LA MAIRIE D’HAYANGE VEUT METTRE FIN À LA GRATUITÉ DES LOCAUX MIS À DISPOSITION DES UNIONS LOCALES

, par Udfo57

RÉACTION DE L’UNION DÉPARTEMENTALE FO MOSELLE

Le Maire d’HAYANGE nous a fait part par un courrier du 1er juillet de son intention de supprimer la gratuité de la mise à disposition du local servant à notre l’Union locale. Cette décision doit être confirmée par une décision à venir du Conseil municipal.

Cette gratuité résultait d’une convention signée en 2005.

Même s’il n’existe pas de textes en la matière, toutes les communes du département qui hébergent une Union locale FO le font à titre gratuit.

Pour FO, cette décision est donc inacceptable. L’Union départementale FO Moselle l’a fait savoir au Maire dans un courrier du 23 juillet.

Monsieur le Maire

J’ai pris connaissance de votre courrier du 1er juillet, et de votre décision de mettre fin à la gratuité qui était de règle, dans la commune d’Hayange, pour la mise à disposition des locaux des organisations syndicales ; gratuité qui est historiquement d’usage dans de très nombreuses communes dans toute la France, et qui est un véritable acquis de la classe ouvrière que, nous, nous représentons.

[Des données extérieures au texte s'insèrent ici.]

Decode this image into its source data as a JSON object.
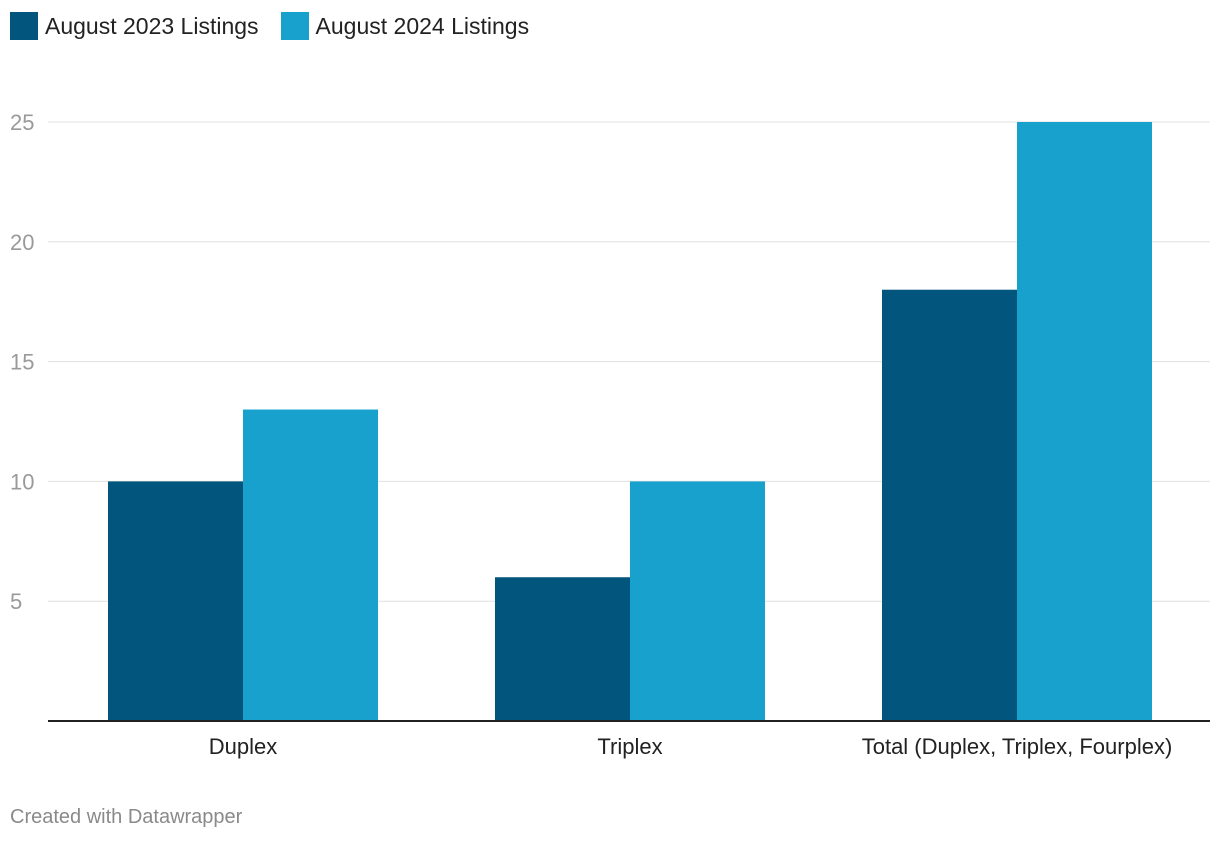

Cette mise à disposition d’un local au 25 rue Mangin relevait pour notre part d’une convention signée avec la Mairie le 3 novembre 2005.

Je ne conteste pas que cette dernière puisse être dénoncée par la Ville, et à tout moment, pour des motifs qui sont énoncés à l’article VI : "en cas de force majeure ou pour des motifs sérieux tenant au bon fonctionnement du service public de l’éducation ou à l’ordre public".

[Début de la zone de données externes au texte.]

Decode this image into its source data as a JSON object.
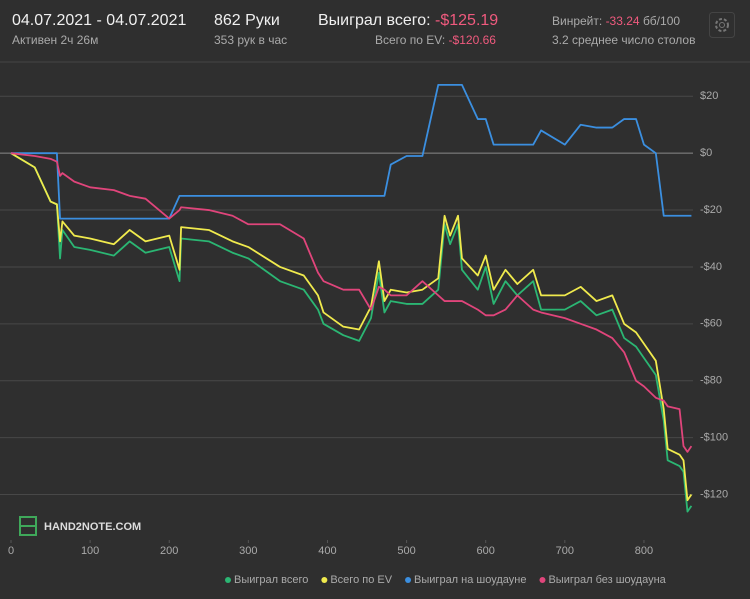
{
  "header": {
    "dates": "04.07.2021 - 04.07.2021",
    "active": "Активен 2ч 26м",
    "hands": "862 Руки",
    "rate": "353 рук в час",
    "won_label": "Выиграл всего:",
    "won_value": "-$125.19",
    "ev_label": "Всего по EV:",
    "ev_value": "-$120.66",
    "winrate_label": "Винрейт:",
    "winrate_value": "-33.24",
    "winrate_unit": "бб/100",
    "tables": "3.2 среднее число столов",
    "logo": "HAND2NOTE.COM"
  },
  "chart_data": {
    "type": "line",
    "x": [
      0,
      30,
      50,
      58,
      62,
      65,
      80,
      100,
      130,
      150,
      170,
      200,
      213,
      215,
      250,
      280,
      300,
      340,
      370,
      388,
      395,
      420,
      440,
      455,
      465,
      472,
      480,
      500,
      520,
      540,
      548,
      555,
      565,
      570,
      590,
      600,
      610,
      625,
      640,
      660,
      670,
      700,
      720,
      740,
      760,
      775,
      790,
      800,
      815,
      825,
      830,
      845,
      850,
      855,
      860
    ],
    "series": [
      {
        "name": "Выиграл всего",
        "color": "#2bb673",
        "values": [
          0,
          -5,
          -17,
          -18,
          -37,
          -27,
          -33,
          -34,
          -36,
          -31,
          -35,
          -33,
          -45,
          -30,
          -31,
          -35,
          -37,
          -45,
          -48,
          -55,
          -60,
          -64,
          -66,
          -58,
          -42,
          -56,
          -52,
          -53,
          -53,
          -48,
          -25,
          -32,
          -25,
          -41,
          -48,
          -40,
          -53,
          -45,
          -50,
          -45,
          -55,
          -55,
          -52,
          -57,
          -55,
          -65,
          -68,
          -72,
          -78,
          -94,
          -108,
          -110,
          -112,
          -126,
          -124
        ]
      },
      {
        "name": "Всего по EV",
        "color": "#f0ea4d",
        "values": [
          0,
          -5,
          -17,
          -18,
          -31,
          -24,
          -29,
          -30,
          -32,
          -27,
          -31,
          -29,
          -41,
          -26,
          -27,
          -31,
          -33,
          -40,
          -43,
          -50,
          -56,
          -61,
          -62,
          -54,
          -38,
          -52,
          -48,
          -49,
          -48,
          -44,
          -22,
          -29,
          -22,
          -37,
          -43,
          -36,
          -48,
          -41,
          -46,
          -41,
          -50,
          -50,
          -47,
          -52,
          -50,
          -60,
          -63,
          -67,
          -73,
          -90,
          -104,
          -106,
          -108,
          -122,
          -120
        ]
      },
      {
        "name": "Выиграл на шоудауне",
        "color": "#3b8fe0",
        "values": [
          0,
          0,
          0,
          0,
          -23,
          -23,
          -23,
          -23,
          -23,
          -23,
          -23,
          -23,
          -15,
          -15,
          -15,
          -15,
          -15,
          -15,
          -15,
          -15,
          -15,
          -15,
          -15,
          -15,
          -15,
          -15,
          -4,
          -1,
          -1,
          24,
          24,
          24,
          24,
          24,
          12,
          12,
          3,
          3,
          3,
          3,
          8,
          3,
          10,
          9,
          9,
          12,
          12,
          3,
          0,
          -22,
          -22,
          -22,
          -22,
          -22,
          -22
        ]
      },
      {
        "name": "Выиграл без шоудауна",
        "color": "#e0457b",
        "values": [
          0,
          -1,
          -2,
          -3,
          -8,
          -7,
          -10,
          -12,
          -13,
          -15,
          -16,
          -23,
          -20,
          -19,
          -20,
          -22,
          -25,
          -25,
          -30,
          -42,
          -45,
          -48,
          -48,
          -55,
          -47,
          -48,
          -50,
          -50,
          -45,
          -50,
          -52,
          -52,
          -52,
          -52,
          -55,
          -57,
          -57,
          -55,
          -50,
          -55,
          -56,
          -58,
          -60,
          -62,
          -65,
          -70,
          -80,
          -82,
          -86,
          -87,
          -89,
          -90,
          -103,
          -105,
          -103
        ]
      }
    ],
    "xlim": [
      0,
      862
    ],
    "xticks": [
      0,
      100,
      200,
      300,
      400,
      500,
      600,
      700,
      800
    ],
    "ylim": [
      -136,
      31
    ],
    "yticks": [
      {
        "value": 20,
        "label": "$20"
      },
      {
        "value": 0,
        "label": "$0"
      },
      {
        "value": -20,
        "label": "-$20"
      },
      {
        "value": -40,
        "label": "-$40"
      },
      {
        "value": -60,
        "label": "-$60"
      },
      {
        "value": -80,
        "label": "-$80"
      },
      {
        "value": -100,
        "label": "-$100"
      },
      {
        "value": -120,
        "label": "-$120"
      }
    ],
    "grid": true,
    "legend": "bottom"
  }
}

Il me paraît d’ores et déjà évident que votre décision ne résulte pas d’un cas de force majeure.

Vous invoquez ensuite, dans votre courrier, votre souci d’une bonne utilisation des deniers publics dans un contexte de pressions financières importantes. Personne ne peut affirmer, en tout cas sérieusement, que l’absence de versement d’un loyer (forcément modique pour un local de moins de 10 m2) ait pu remettre en cause, ou pourrait à l’avenir perturber, le bon fonctionnement du service public.

Dans ce cadre, il faut préciser aussi que de nombreuses municipalités sont confrontées à ces contraintes financières sans pour autant remettre en cause la mise à disposition gratuite de locaux syndicaux.

Reste alors le troisième motif lié à l’ordre public. Je n’ose penser que vous considérez que nos activités syndicales qui consistent, à Hayange, pour l’essentiel à assurer des permanences juridiques et à conseiller des salariés en difficulté, comme un trouble à l’ordre public.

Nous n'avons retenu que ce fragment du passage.